Techno-Economic and Emission Analysis of Solar Assisted Desiccant Dehumidification System: Experimental and Numerical Approach /

Abstract

In humid climates, it is challenging to maintain the amount of moisture content in the air for human thermal comfort and industrial applications. Regeneration is an essential process during moisture removal through a desiccant dehumidifier. Commercial desiccant dehumidifiers rely on conventional electric heaters to regenerate desiccant material, accounting for significant energy consumption by such systems. As a green solution to this problem, the present study integrates a flat plate solar air collector (FPSAC) with a desiccant dehumidifier to effectively use solar thermal energy and reduce electrical consumption.
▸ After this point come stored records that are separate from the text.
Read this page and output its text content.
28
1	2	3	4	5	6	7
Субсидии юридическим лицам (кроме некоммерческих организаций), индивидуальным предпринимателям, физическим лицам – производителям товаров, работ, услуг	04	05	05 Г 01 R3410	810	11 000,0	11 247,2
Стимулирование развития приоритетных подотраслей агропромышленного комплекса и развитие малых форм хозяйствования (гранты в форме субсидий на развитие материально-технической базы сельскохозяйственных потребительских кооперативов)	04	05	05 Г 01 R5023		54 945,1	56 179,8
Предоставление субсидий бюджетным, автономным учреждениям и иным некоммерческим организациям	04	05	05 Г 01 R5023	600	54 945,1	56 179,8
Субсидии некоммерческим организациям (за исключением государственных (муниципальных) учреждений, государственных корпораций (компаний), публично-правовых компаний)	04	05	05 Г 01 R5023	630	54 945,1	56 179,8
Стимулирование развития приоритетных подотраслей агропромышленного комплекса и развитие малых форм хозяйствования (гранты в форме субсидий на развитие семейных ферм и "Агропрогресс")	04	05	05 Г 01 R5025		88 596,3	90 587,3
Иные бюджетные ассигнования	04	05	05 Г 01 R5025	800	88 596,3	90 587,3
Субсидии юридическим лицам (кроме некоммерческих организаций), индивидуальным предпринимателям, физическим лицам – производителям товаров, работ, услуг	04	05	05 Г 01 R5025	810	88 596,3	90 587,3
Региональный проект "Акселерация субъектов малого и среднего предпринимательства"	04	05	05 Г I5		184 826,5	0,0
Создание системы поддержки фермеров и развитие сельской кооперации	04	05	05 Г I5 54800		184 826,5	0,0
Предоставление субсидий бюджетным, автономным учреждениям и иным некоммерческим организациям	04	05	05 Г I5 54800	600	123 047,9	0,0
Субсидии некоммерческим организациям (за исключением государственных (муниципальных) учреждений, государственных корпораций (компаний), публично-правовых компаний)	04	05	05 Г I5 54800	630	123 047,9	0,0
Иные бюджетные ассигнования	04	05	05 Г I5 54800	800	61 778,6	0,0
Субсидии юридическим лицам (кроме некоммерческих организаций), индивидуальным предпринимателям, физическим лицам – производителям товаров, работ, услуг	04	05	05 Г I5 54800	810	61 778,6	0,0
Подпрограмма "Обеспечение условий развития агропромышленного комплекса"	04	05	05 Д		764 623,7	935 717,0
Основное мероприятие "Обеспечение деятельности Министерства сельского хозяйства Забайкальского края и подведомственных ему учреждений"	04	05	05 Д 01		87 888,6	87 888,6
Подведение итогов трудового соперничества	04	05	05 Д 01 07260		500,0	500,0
Performance evaluation of glazed and unglazed FPSAC-assisted desiccant dehumidifier has been conducted at process air flow rates of 33, 51 and 62 m3/h with a constant regeneration flow rate of 42 m3/h. Both glazed and unglazed FPSAC assisted desiccant dehumidification systems had the highest dehumidification effectiveness and percentage increase in temperature at the flow rate of 33 m3/h, while the highest moisture removal capacity was at 51 m3/h. Maximum dehumidification effectiveness, percentage temperature increase, and moisture removal capacity for the glazed case were 0.4, 66.67%, and 6.14 kg/h, respectively. Experimental results showed that the glazed FPSAC-integrated desiccant dehumidification system outperforms its counterpart in all performance evaluation parameters. Using Transient System Simulation software (TRNSYS), the proposed glazed and unglazed assisted desiccant dehumidification system was modeled and validated with experimental results in terms of regeneration inlet temperature, process air outlet relative humidity, and process air outlet temperature at a flow rate of 33 m3/h. Furthermore, a techno-economic analysis of the solar hybrid desiccant dehumidification system has been carried out. The FPSAC used in this study showcased a 33.57% yearly solar fraction with a solar hybrid system having a payback period of 7.28 years with gasoline as a fuel source for auxiliary energy. In addition, the hybrid system can reduce greenhouse gas emissions yearly by about 0.352 tonnes of CO2 equivalents.